Quando LifeSiteNews ha chiesto ai relatori alla conferenza stampa Vaticana se eventuali scienziati invitati alla conferenza avessero avuto una visione alternativa sulla questione relativa alla popolazione mondiale, il vescovo Sorondo ha risposto: "Si possono consultare i documenti, dal momento che tutto è stato pubblicato sul sito, i testi e le discussioni".

Sorondo ha detto che mentre "ci sono opinioni diverse sul problema della popolazione" durante le discussioni della conferenza, i partecipanti hanno raggiunto due conclusioni: "Che l'aumento di anidride carbonica (inquinamento) dell'aria non è causato dal numero di esseri umani, ma dall'attività degli esseri umani per l'uso di materiali a portata di mano e che, al fine di avere un ambiente integrato, la biodiversità deve essere conservata, [e] questo dipende anche dall'attività umana".

Dasgupta, co-autore di Ehrlich, ha detto durante il convegno che il numero di esseri umani sul pianeta non è più sostenibile. Egli ha aggiunto che gli esseri umani devono arrivare alla conclusione che il loro numero è determinato dal modo in cui "la terra può rifornire se stessa".

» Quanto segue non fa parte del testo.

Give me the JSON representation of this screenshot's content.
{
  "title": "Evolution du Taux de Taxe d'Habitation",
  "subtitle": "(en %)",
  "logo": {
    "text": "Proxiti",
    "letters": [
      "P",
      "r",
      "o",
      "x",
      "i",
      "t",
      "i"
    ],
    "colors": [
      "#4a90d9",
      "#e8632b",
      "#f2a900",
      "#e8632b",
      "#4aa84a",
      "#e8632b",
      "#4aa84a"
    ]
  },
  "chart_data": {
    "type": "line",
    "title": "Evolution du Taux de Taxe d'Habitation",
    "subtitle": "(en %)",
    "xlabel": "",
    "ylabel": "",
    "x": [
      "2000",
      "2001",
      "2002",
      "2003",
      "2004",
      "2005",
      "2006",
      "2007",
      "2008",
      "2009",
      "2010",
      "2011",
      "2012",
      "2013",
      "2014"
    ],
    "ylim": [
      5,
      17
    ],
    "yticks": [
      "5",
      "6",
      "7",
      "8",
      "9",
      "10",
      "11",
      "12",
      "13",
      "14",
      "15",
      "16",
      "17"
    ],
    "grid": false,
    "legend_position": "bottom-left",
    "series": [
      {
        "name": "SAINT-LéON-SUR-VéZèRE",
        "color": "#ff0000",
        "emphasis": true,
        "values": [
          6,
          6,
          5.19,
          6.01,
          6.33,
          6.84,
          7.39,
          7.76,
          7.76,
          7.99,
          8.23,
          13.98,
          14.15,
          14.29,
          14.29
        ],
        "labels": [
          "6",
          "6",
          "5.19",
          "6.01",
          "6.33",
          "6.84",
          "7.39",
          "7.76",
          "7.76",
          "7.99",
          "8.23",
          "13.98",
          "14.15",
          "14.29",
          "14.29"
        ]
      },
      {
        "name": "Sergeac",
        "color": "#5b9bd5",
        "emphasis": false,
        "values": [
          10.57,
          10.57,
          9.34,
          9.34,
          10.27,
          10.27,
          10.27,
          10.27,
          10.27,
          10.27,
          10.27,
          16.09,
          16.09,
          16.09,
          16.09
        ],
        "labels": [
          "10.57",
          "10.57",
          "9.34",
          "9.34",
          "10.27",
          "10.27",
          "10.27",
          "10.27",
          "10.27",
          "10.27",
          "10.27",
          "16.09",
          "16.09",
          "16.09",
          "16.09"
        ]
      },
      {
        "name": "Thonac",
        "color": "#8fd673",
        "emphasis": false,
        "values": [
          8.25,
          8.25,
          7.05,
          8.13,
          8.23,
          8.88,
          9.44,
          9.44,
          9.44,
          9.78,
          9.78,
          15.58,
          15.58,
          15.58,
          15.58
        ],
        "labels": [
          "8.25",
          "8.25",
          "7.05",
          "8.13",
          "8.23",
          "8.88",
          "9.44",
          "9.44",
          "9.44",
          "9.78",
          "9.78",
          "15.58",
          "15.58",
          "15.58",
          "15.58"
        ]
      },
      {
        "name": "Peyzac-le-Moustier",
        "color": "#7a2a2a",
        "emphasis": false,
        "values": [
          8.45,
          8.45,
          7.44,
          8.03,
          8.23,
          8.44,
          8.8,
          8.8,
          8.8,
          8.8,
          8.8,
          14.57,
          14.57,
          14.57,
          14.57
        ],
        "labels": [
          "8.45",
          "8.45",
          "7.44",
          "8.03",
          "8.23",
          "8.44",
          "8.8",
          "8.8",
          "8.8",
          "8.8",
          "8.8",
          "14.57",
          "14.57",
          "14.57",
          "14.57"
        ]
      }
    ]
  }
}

Alla domanda di LifeSiteNews su ciò che a questo punto si dovrebbe fare e su cosa e quante persone sarebbe l'ideale per il pianeta, Dasgupta ha risposto: "Non dobbiamo dimenticare che. Il numero di esseri umani dipende dallo standard di vita, ossia dalla qualità della vita. Dipende dalla domanda totale che ci facciamo su Madre Natura. Se gli esseri umani non fossero qui ci sarebbero altri fattori".

Pur lasciando la questione in sostanza senza risposta, Dasgupta ha presentato la soluzione di 'lavorare a ritroso', affermando che "dobbiamo capire l'impatto umano su madre natura su base annua: Se l'impatto cresce, dovremmo preoccuparci. Se l'impatto è ridotto, madre natura sarà ricostituita".

Egli ha suggerito che il 'miglior passo in avanti' per iniziare a frenare 'la crescita della popolazione' sarebbe con una 'focalizzazione su famiglia ed educazione'. Lui non ha chiarito cosa intende per 'educazione' e cosa potrebbe comportare.

La Chiesa cattolica condanna i metodi di controllo della popolazione coercitivi. Invece di vedere gli esseri umani come 'bocche da sfamare', generatori d'inquinamento, o responsabili delle emissioni di anidride carbonica, la Chiesa vede ogni persona come un dono unico e irripetibile di Dio. Creata a immagine e somiglianza di Dio, e redenta da Gesù Cristo, la Chiesa insegna che ogni persona è profusa della massima dignità di figlio o figlia di Dio che è in ultima analisi, è chiamata alla beatitudine eterna nel Regno di Dio.

All'inizio di questa settimana una coalizione globale di organizzazioni cattoliche pro-vita e pro-famiglia ha invitato i cattolici a 'resistere' alla crescente alleanza del Vaticano con l'agenda di sinistra, in particolare per quanto sostenuto dalle Nazioni Unite, avvertendo che una tale alleanza pone una 'grave e immediata minaccia' per i bambini e la famiglia.

NOTA IMPORTANTE:

Queste cose fanno male alla chiesa e sconcertano il cristiano perché, anche se 'bisbigliate in maniera soft', stanno cercando di demolire tutti quegli insegnamenti su essere umano e famiglia portati avanti, fin qui immutati, per oltre due millenni dalla chiesa cattolica e dalla (quasi) totalità dei suoi rappresentanti.